Causeway opened in 1999 and was located in Metairie, a suburb of New Orleans. It closed February 10, 2016, for reasons not disclosed in this record.13 It had provided only surgical abortions during the first and second trimesters. Between 2009 and mid-2014, about 10,836 abortions were performed there. Causeway employed two abortion doctors, Doe 2 and Doe 4, neither of whom held admitting privileges at the time of Act 620's enactment. Within 30 miles of Causeway's former location, there are 10 qualifying hospitals.

a. Doe 2

Doe 2 is a board-certified OB/GYN who has been performing abortions since 1980.14 He is the only doctor in Louisiana willing to provide abortions after 18 weeks up to the legal limit of 21 weeks, 6 days.15 At Causeway, Doe 2 performed only surgical abortions between 6 weeks and 21 weeks, 6 days. He worked 2 weekends a month and performed 25% of the clinic's abortions. In 2014, he estimated he performed about 450 abortions at Causeway, the majority being first-trimester terminations.

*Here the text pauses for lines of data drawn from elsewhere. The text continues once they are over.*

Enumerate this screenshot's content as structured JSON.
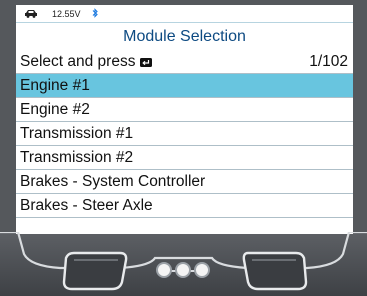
{
  "status": {
    "vehicle_icon": "car-icon",
    "voltage": "12.55V",
    "connection_icon": "bluetooth-icon"
  },
  "screen": {
    "title": "Module Selection",
    "prompt": "Select and press",
    "prompt_icon": "enter-key-icon",
    "page_indicator": "1/102"
  },
  "modules": [
    {
      "label": "Engine #1",
      "selected": true
    },
    {
      "label": "Engine #2",
      "selected": false
    },
    {
      "label": "Transmission #1",
      "selected": false
    },
    {
      "label": "Transmission #2",
      "selected": false
    },
    {
      "label": "Brakes - System Controller",
      "selected": false
    },
    {
      "label": "Brakes - Steer Axle",
      "selected": false
    }
  ],
  "colors": {
    "title": "#0d4a82",
    "selection": "#68c5df",
    "bezel": "#55585c",
    "bluetooth": "#1e7be0"
  }
}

From 2009 through mid-2014, Doe 2 had only two patients who required hospitalization.16 In one instance, during a second-trimester procedure, the woman experienced heavy vaginal and intra-abdominal bleeding from a rupture of her incision from a prior C-Section. Doe 2 called 9-1-1 and sent her charts and a note explaining the situation to the emergency room doctor. Doe 2 also called the doctor before the woman's arrival to explain the situation and visited her in the hospital after the surgery.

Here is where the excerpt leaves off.